А по вечерам в комнате Маковицкого долго горел свет — Душан Петрович расшифровывал записи, сделанные за день.
ВЕЛИКИЙ МЕЧТАТЕЛЬ
Бывают в жизни человека мимолетные встречи, которые, несмотря на их случайность и непродолжительность, оставляют в душе глубокий след. Такая именно встреча произошла у меня летом 1934 года в Калуге с Константином Эдуардовичем Циолковским.
Я много слышал о нем как о гениальном ученом, отдавшем всю свою жизнь служению идее межпланетных полетов. Как же можно было,оказавшись в Калуге, уехать, не повидав Циолковского?!
Вот, наконец, деревянный дом, возвышающийся над широкой Окой. Помню узкую скрипучую лестницу, ведущую на второй этаж — в рабочий кабинет Циолковского, помню бледное, точно вылепленное из воска, лицо, пожатие его холодной, чуть влажной руки.
Константин Эдуардович сидел в глубоком кресле у настежь раскрытого окна, зябко кутаясь в шерстяной плед. Навсегда запомнились мне его светлые глаза, его редкая с проседью бородка, его спокойная, молчаливая фигура.
В просторной светлой комнате, служившей ученому и рабочим кабинетом, и мастерской, и спальней, меня поразило множество каких-то моделей, станков, приспособлений. На массивном письменном столе лежали стопки тоненьких брошюрок по различным вопросам науки и техники.

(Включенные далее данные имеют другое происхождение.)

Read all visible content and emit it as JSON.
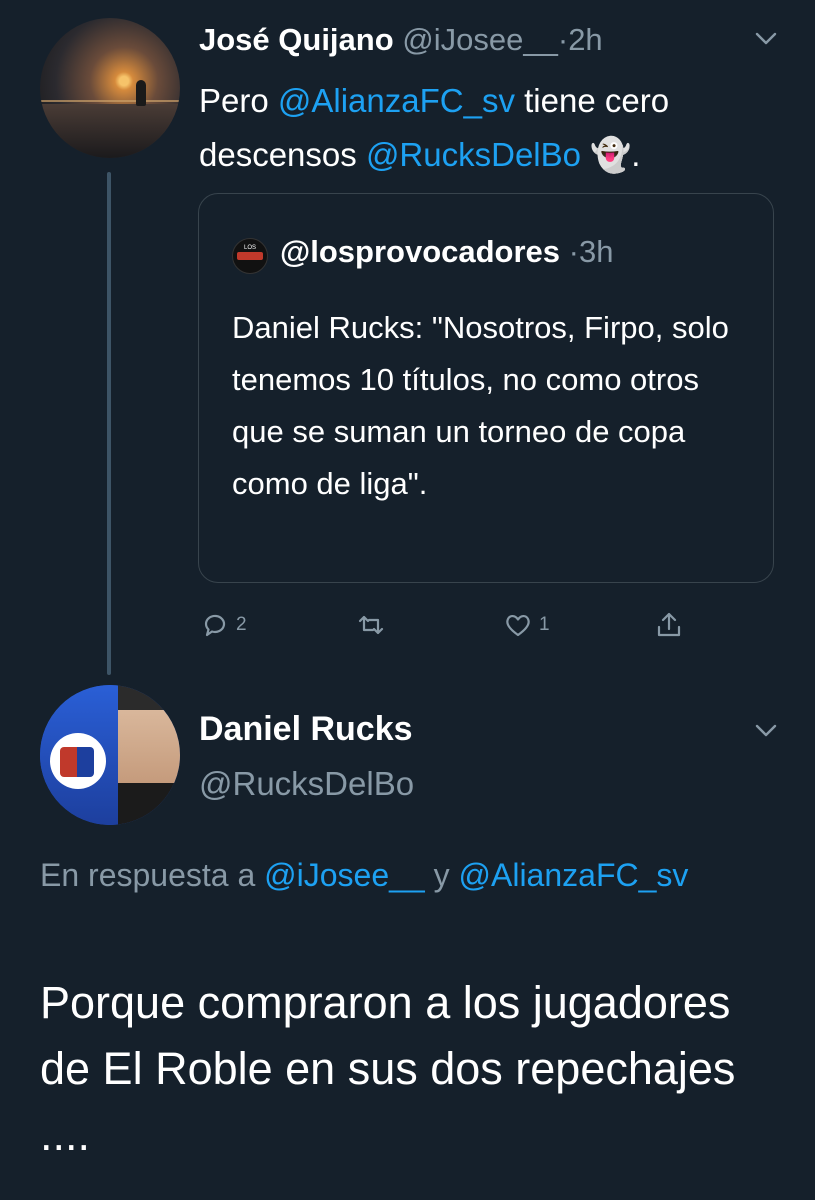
{
  "tweet1": {
    "name": "José Quijano",
    "handle": "@iJosee__",
    "sep": "·",
    "time": "2h",
    "text_before": "Pero ",
    "mention1": "@AlianzaFC_sv",
    "text_mid": " tiene cero descensos ",
    "mention2": "@RucksDelBo",
    "emoji": " 👻",
    "text_end": "."
  },
  "quoted": {
    "handle": "@losprovocadores",
    "sep": "·",
    "time": "3h",
    "avatar_text": "LOS",
    "text": "Daniel Rucks: \"Nosotros, Firpo, solo tenemos 10 títulos, no como otros que se suman un torneo de copa como de liga\"."
  },
  "actions": {
    "reply_count": "2",
    "like_count": "1"
  },
  "tweet2": {
    "name": "Daniel Rucks",
    "handle": "@RucksDelBo",
    "reply_prefix": "En respuesta a ",
    "reply_mention1": "@iJosee__",
    "reply_and": " y ",
    "reply_mention2": "@AlianzaFC_sv",
    "text": "Porque compraron a los jugadores de El Roble en sus dos repechajes ...."
  },
  "colors": {
    "background": "#15202b",
    "link": "#1da1f2",
    "muted": "#8899a6"
  }
}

Все эти книжечки в разноцветных бумажных переплетах были в разное время написаны Циолковским и изданы на его собственные средства — скудные средства учителя.
— Всю жизнь,— с горечью проговорил Константин Эдуардович,— я нуждался... Иногда не было даже куска хлеба... Царские чиновники называли меня и «чудаком», и «калужским мечтателем» и отказывали во всем: в поддержке, в средствах, во внимании... Только Ленин, только большевики признали меня... Вот посмотрите,— сказал Циолковский после небольшой паузы, указывая на модели и станки,— ведь все это я сделал собственными руками на свои деньги... Но я знаю, что межпланетные полеты возможны и что в далекие миры первыми полетят русские люди...
Слова «я знаю» меня потрясли. Они были сказаны негромко, я бы сказал — буднично, но именно поэтому прозвучали так сильно и убедительно! Пусть читатель помнит, что это было в 1934 году, когда никто, кроме Циолковского, не посмел бы с такой уверенностью произнести эти слова.
Таким он и остался в моем сердце: очень старым, но устремленным в будущее, очень твердым, верящим в правоту своих идей, расчетов, планов, непоколебимым, как бывают непоколебимыми только гении, чей пытливый взгляд проникает в далекое будущее и позволяет людям идти вперед не в темноте, не ощупью, а по пути, освещенному их пылкой творческой мыслью.